1. The field $\mathcal{K}$ is an infinite field.
2. The element $\mathfrak{a}\ne \mathfrak{b}^d$ is not a $d$-power for a finite number of integers $d\geq2$.
3. The subset primes $$\mathcal{A}=\{N(\mathfrak{p})\leq x: <\mathfrak{a}>=\left (\mathcal{K}/\mathfrak{p}\right )^{\times}\}$$ has nonzero density in the set of primes $\mathcal{P}$.
4. Other criteria.

Reply to Gorodetsky's comment. The density computed by Bilharz is the number of primitive polynomials/generators, not the number of distinct finite fields, compare this to Carlitz's result in [4]. These polynomial generates exactly one finite field, see [4, Section 19.3] for discussion. In the original conjecture, the density primes with a fixed primitive root $c(a)$ is dependent on $a$, it is not fixed, it varies, this well known, see [2]. Likewise, the density of number of finite fields with a fixed generator is dependent on the polynomial $a(z)$ and $q$.

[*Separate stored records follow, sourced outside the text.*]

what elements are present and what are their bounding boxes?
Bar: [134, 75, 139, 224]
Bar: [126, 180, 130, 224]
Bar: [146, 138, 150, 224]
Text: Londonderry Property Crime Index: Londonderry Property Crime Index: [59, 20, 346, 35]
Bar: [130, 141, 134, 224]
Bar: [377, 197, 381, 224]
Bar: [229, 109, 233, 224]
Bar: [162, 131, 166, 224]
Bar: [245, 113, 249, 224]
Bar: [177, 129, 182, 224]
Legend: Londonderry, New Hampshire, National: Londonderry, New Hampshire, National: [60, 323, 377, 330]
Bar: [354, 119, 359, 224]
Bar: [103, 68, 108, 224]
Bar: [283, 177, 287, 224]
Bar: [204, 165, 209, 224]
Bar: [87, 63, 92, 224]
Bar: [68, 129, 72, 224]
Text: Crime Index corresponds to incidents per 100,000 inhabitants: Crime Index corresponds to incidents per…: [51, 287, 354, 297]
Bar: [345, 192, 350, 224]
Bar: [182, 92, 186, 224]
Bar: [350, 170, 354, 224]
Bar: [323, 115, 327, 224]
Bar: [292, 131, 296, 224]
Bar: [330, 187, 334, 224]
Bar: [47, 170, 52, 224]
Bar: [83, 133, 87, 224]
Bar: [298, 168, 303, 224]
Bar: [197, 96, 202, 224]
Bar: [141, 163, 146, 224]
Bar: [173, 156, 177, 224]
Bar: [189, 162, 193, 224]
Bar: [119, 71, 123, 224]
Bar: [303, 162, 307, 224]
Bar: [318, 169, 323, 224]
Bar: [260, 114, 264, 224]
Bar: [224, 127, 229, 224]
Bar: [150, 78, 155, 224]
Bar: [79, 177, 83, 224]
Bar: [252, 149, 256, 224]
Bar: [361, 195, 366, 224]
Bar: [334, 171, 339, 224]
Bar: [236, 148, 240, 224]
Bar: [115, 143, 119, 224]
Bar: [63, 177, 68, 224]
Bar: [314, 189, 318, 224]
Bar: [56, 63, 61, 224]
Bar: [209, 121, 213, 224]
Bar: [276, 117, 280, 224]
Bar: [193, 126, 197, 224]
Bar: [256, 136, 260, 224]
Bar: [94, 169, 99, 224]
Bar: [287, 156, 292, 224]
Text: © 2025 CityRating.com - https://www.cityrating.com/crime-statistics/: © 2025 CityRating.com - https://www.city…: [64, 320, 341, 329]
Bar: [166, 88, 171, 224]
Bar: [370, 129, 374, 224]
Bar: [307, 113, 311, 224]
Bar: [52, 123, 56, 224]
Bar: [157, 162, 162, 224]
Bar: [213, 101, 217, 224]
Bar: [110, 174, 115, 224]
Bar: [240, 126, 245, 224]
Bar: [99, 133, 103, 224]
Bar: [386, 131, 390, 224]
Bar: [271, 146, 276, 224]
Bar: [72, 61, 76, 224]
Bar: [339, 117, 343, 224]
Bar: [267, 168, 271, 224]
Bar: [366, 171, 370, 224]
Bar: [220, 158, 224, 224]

The authors should consider extending the Hooley method's to prove Artin's conjecture over function field over finite fields. It should count the number of finite fields, they have accumulated lot of results, and they should complete the proof of (*).

Note: Very sorry but I can't use the Mathoverflow reply/editing function. This Network blocks almost all the features of your apps, most of the Mathoverflow's features are disable.

References

[1] Kim, Seoyoung; Ram Murty, M. Artin's primitive root conjecture for function fields revisited. Finite Fields Appl. 67 (2020), 101713, 15 pp. MR4125887.

[2] Hooley, Christopher, On Artin's conjecture. J. Reine Angew. Math. 225 (1967), 209-220. MR0207630.

[3] L. Carlitz, Primitive roots in a finite field, Trans. Amer. Math. Soc. 73 (1952), 373-382.

[4] Victor Shoup, A computational introduction to number theory and algebra, Second edition, Cambridge University Press, 2005.

[5] Joseph Cohen, Primitive Roots in Quadratic Fields II, arXiv:math/0501120.

[6] H.W. Lenstra, Jr. On Artin's Conjecture and Euclid's Algorithm in Global Fields, Inventiones math. 42, 201-224 (1977).

[7] Lee Troupe. Bounded gaps between prime polynomials with a given primitive root. arXiv:1503.06634.